Old Wooden Barn Posts

IMG_3335 (2)When I saw the contrast between the two wooden barn posts standing right next to each other, I knew I had found what I was looking for.  I was doing reconnaissance for an upcoming Vermont Master Naturalist field day, and I needed to find some easy-to-understand nineteenth-century farm features that would capture the essence of the landscape in the two halves of that century.  The beautiful old barn I was in had been built in several sections over the long farming history on the site, and, after canvassing the inside, I realized it would be perfect for the field trip I was planning.

The tall wooden post on the left was about ten inches wide and as many inches deep. It was etched with broadaxe marks distributed along its length as far as I could see.  Hand-hewn is the word used to describe the marks, and, pausing a moment to look at them, it was not hard to imagine the person wielding the broadaxe.  Even though the post had been standing here holding up this barn for something like 200 years, each broadaxe mark still showed which direction it had bitten from.

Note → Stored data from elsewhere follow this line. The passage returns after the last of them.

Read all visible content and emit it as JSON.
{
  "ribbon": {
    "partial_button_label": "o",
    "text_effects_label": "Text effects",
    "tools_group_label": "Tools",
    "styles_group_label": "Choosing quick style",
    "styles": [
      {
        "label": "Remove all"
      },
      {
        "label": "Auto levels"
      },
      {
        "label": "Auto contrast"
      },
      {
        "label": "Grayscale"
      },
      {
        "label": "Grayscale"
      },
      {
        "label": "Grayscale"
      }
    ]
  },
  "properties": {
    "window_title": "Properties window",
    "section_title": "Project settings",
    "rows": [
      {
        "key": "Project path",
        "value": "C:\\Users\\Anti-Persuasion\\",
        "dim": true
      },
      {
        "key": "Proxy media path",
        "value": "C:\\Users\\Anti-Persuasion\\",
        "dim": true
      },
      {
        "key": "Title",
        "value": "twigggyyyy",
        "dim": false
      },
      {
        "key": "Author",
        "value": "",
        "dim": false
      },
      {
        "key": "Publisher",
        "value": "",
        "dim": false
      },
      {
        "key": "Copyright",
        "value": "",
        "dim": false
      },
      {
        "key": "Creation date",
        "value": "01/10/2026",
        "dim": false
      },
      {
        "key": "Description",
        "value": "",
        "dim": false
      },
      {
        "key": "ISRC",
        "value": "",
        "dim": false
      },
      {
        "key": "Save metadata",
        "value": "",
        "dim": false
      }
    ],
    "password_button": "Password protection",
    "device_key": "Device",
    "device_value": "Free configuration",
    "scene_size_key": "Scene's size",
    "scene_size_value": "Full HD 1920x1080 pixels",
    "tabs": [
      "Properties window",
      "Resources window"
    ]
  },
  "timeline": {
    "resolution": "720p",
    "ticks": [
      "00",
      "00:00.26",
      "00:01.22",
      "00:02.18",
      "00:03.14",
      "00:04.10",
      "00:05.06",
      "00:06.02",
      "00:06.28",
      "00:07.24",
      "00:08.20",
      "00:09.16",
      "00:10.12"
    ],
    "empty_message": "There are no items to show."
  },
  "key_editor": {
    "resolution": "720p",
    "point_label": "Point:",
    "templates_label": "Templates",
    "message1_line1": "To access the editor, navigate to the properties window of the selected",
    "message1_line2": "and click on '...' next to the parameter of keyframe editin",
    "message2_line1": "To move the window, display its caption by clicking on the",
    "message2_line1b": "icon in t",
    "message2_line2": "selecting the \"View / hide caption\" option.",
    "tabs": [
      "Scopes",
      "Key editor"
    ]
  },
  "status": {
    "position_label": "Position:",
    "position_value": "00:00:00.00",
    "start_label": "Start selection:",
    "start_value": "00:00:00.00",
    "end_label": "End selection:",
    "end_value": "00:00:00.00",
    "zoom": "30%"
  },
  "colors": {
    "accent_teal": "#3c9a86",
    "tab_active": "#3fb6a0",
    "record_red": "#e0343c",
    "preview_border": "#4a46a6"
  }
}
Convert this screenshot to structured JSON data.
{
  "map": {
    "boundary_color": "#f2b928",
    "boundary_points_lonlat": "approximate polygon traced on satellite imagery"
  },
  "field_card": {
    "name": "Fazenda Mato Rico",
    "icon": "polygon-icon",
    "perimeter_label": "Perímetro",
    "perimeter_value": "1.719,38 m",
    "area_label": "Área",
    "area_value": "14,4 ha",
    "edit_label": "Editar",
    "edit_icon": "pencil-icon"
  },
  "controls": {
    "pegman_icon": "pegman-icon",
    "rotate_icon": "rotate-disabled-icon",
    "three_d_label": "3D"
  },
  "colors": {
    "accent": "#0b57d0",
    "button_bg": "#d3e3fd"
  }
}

The post on the right was roughly the same size as the hand-hewn one.  Its surface, though, was not hand-hewn.  It was dark in the barn, and I had to get in close to really see the surface.  But even though it was about 150 years since it had been shaped, the arcing marks of the large circular saw that cut it were still clear to see.

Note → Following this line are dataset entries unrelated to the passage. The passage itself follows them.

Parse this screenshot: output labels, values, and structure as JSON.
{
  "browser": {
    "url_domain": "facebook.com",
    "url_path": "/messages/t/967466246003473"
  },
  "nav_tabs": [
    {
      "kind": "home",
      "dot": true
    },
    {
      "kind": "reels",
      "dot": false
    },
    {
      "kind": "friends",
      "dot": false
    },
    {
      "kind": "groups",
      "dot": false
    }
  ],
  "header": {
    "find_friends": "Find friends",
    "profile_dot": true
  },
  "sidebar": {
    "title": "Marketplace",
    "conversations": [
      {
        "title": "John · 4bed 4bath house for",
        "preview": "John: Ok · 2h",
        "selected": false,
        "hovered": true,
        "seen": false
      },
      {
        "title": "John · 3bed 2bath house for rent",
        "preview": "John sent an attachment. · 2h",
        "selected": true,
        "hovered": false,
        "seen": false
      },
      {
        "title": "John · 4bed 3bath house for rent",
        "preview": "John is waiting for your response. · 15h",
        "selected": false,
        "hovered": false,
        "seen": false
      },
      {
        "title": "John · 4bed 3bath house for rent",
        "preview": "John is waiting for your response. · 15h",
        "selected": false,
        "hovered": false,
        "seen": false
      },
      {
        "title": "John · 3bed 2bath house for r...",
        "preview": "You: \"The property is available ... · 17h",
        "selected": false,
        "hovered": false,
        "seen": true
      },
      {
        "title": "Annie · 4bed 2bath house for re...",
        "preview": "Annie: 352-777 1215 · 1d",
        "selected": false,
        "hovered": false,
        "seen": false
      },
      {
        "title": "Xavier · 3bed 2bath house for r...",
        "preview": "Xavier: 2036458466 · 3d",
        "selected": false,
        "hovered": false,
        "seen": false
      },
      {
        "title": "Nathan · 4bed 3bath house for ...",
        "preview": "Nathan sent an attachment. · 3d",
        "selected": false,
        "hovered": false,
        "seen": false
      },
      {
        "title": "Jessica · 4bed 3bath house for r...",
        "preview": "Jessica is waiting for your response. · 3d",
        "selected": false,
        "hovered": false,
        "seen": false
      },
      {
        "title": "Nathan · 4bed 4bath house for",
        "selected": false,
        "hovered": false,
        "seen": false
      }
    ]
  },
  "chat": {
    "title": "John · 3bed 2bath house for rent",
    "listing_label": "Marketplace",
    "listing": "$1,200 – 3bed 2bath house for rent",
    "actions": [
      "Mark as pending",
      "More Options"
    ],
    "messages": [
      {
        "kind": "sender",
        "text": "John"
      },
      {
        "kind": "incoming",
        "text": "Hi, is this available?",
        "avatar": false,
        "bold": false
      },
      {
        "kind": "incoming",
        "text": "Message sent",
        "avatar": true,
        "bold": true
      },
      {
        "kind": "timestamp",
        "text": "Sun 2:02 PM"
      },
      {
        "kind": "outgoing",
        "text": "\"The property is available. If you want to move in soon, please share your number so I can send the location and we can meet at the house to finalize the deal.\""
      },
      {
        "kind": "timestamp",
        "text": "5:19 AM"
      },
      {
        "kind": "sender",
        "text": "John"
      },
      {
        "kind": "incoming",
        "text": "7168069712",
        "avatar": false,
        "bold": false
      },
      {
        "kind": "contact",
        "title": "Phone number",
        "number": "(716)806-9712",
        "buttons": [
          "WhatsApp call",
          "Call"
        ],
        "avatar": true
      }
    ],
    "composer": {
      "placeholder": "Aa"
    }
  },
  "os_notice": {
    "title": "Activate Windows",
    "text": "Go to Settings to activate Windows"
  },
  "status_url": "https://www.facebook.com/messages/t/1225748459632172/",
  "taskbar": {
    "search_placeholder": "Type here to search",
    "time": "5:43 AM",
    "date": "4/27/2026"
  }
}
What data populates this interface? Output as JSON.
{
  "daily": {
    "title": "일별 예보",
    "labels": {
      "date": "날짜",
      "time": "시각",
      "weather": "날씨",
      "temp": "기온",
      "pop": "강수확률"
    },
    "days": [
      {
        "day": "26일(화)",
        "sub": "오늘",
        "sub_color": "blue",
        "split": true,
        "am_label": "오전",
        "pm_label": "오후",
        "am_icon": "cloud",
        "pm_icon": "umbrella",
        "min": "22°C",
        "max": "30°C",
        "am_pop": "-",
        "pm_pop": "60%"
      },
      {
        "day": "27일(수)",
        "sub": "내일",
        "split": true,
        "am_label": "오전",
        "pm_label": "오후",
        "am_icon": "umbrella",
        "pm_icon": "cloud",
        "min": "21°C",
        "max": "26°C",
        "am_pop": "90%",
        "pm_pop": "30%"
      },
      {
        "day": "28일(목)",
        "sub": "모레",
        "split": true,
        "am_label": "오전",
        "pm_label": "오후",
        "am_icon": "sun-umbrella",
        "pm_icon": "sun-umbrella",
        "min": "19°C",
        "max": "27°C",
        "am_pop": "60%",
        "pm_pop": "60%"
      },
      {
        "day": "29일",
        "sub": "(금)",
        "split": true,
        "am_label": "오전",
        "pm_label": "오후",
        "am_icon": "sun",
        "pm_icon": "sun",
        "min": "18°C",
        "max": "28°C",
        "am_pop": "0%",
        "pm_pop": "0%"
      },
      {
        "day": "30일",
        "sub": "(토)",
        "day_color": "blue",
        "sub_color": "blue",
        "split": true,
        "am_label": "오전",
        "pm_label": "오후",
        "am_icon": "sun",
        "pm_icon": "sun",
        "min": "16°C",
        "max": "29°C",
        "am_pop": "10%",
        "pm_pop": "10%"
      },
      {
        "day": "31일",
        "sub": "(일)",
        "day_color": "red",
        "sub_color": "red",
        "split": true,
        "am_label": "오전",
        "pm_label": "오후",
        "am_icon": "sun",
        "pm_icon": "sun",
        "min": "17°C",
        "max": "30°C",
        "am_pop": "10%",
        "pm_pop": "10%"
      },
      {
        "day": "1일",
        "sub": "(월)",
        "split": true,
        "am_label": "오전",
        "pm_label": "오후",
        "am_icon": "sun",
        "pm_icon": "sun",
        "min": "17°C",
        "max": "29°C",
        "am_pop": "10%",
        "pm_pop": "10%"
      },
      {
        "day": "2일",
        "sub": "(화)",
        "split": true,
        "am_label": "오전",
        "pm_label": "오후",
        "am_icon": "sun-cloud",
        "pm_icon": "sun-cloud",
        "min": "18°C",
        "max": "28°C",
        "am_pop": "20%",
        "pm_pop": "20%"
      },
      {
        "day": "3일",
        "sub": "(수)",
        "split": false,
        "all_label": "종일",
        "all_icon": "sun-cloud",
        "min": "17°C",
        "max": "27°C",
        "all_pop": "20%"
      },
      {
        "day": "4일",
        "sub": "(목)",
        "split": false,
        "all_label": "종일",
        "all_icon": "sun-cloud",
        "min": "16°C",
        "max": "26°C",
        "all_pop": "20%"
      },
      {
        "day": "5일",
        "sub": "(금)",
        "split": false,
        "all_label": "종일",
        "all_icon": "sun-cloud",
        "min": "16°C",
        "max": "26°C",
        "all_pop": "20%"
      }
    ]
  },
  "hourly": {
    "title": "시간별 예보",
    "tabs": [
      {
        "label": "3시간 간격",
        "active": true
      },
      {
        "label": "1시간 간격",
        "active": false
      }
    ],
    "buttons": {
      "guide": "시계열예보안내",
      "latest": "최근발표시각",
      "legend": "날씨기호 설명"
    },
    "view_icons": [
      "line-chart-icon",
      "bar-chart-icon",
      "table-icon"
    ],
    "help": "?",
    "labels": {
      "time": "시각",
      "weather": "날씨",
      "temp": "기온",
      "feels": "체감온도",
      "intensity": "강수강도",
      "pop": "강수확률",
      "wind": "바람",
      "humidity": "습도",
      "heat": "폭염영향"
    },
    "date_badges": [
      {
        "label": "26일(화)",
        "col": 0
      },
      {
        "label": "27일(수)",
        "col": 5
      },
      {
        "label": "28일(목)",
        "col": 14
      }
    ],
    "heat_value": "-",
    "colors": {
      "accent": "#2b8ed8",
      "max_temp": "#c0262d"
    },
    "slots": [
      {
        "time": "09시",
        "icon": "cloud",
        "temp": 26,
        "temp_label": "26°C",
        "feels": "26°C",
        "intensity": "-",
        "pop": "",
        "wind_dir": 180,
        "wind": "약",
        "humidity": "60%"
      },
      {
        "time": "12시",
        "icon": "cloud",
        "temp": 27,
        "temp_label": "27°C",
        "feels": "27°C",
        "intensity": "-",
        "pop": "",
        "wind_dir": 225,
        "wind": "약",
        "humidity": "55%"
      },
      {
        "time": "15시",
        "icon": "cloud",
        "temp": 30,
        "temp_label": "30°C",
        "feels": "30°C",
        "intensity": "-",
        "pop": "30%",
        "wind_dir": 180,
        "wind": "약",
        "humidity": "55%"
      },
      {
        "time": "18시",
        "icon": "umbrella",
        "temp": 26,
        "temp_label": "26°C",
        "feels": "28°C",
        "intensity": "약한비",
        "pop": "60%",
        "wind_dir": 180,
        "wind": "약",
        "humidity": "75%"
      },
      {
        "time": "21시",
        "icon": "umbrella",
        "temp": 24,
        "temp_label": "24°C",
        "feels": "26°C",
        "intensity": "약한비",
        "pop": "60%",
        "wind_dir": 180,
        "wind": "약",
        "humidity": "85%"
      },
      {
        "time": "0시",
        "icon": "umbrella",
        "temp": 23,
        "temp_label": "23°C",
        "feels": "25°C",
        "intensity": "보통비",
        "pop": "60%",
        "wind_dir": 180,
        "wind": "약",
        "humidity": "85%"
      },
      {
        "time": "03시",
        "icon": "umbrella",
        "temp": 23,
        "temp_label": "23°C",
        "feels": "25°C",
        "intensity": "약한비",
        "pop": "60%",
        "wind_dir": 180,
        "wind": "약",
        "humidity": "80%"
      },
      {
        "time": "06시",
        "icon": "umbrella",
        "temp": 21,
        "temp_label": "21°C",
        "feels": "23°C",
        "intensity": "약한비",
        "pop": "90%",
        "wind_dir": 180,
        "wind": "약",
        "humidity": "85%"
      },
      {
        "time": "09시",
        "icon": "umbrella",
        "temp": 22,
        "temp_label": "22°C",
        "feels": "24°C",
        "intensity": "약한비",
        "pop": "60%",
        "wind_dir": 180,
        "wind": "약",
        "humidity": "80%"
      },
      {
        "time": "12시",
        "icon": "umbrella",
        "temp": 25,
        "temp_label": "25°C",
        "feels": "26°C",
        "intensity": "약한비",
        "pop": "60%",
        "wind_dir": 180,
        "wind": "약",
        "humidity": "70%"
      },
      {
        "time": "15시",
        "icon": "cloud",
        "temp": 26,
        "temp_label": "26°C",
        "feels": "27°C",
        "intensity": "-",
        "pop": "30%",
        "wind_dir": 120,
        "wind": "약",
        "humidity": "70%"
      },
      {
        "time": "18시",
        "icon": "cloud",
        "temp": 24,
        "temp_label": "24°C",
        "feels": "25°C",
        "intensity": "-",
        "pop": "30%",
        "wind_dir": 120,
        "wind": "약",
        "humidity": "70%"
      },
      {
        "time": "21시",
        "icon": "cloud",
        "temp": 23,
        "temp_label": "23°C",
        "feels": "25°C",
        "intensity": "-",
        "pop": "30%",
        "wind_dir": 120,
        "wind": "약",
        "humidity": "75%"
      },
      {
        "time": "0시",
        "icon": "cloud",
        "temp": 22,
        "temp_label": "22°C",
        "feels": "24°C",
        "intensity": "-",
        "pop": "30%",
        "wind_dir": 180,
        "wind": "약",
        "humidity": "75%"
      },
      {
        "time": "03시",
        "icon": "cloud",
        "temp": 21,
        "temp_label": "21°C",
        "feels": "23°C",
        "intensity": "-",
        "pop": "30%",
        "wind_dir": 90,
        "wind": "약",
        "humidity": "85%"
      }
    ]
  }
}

When the hand-hewn post was made, the landscape here was mostly wooded.  The earliest settlers were making small clearings on their large lots, but they were spread out all across the town.  There was a saw mill at the waterfall two miles away from this barn at the time it was being built, and the smaller barn siding pieces that were milled were probably cut there.  But the posts (and beams) in the barn had not been taken to the mill.  Hand hewing barn posts was typical of that time period, and these posts fit that pattern.

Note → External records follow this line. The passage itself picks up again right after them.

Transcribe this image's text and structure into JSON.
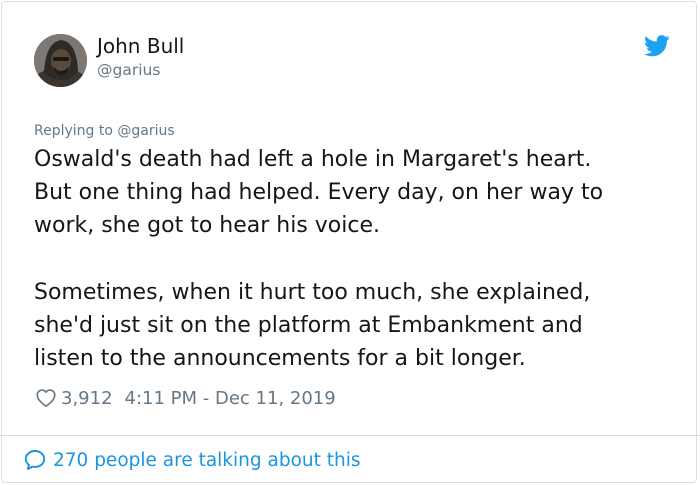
{
  "user": {
    "display_name": "John Bull",
    "handle": "@garius"
  },
  "reply_to": "Replying to @garius",
  "tweet": {
    "lines": [
      "Oswald's death had left a hole in Margaret's heart.",
      "But one thing had helped. Every day, on her way to",
      "work, she got to hear his voice.",
      "",
      "Sometimes, when it hurt too much, she explained,",
      "she'd just sit on the platform at Embankment and",
      "listen to the announcements for a bit longer."
    ]
  },
  "meta": {
    "likes": "3,912",
    "timestamp": "4:11 PM - Dec 11, 2019"
  },
  "footer": {
    "talking": "270 people are talking about this"
  },
  "icons": {
    "brand": "twitter-bird-icon",
    "like": "heart-icon",
    "conversation": "speech-bubble-icon"
  },
  "colors": {
    "text": "#14171a",
    "secondary": "#657786",
    "accent": "#1da1f2",
    "link": "#1b95e0",
    "border": "#d8dee3"
  }
}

When the circular sawn post was made, the landscape here was mostly open.  Farmers had cleared the landscape over the intervening decades for sheep and then dairy farming, although there would still have been wood lots in town that supplied the tree for the post.  The saw mill down the road would have had a circular saw blade by the second half of the nineteenth century, and it was likely the post was milled there.

It would be easy for someone visiting this barn to walk right by these two posts standing a few inches apart.  But if they had stopped and looked more closely, they would see that they are also separated by fifty years, and they came from two very different landscapes.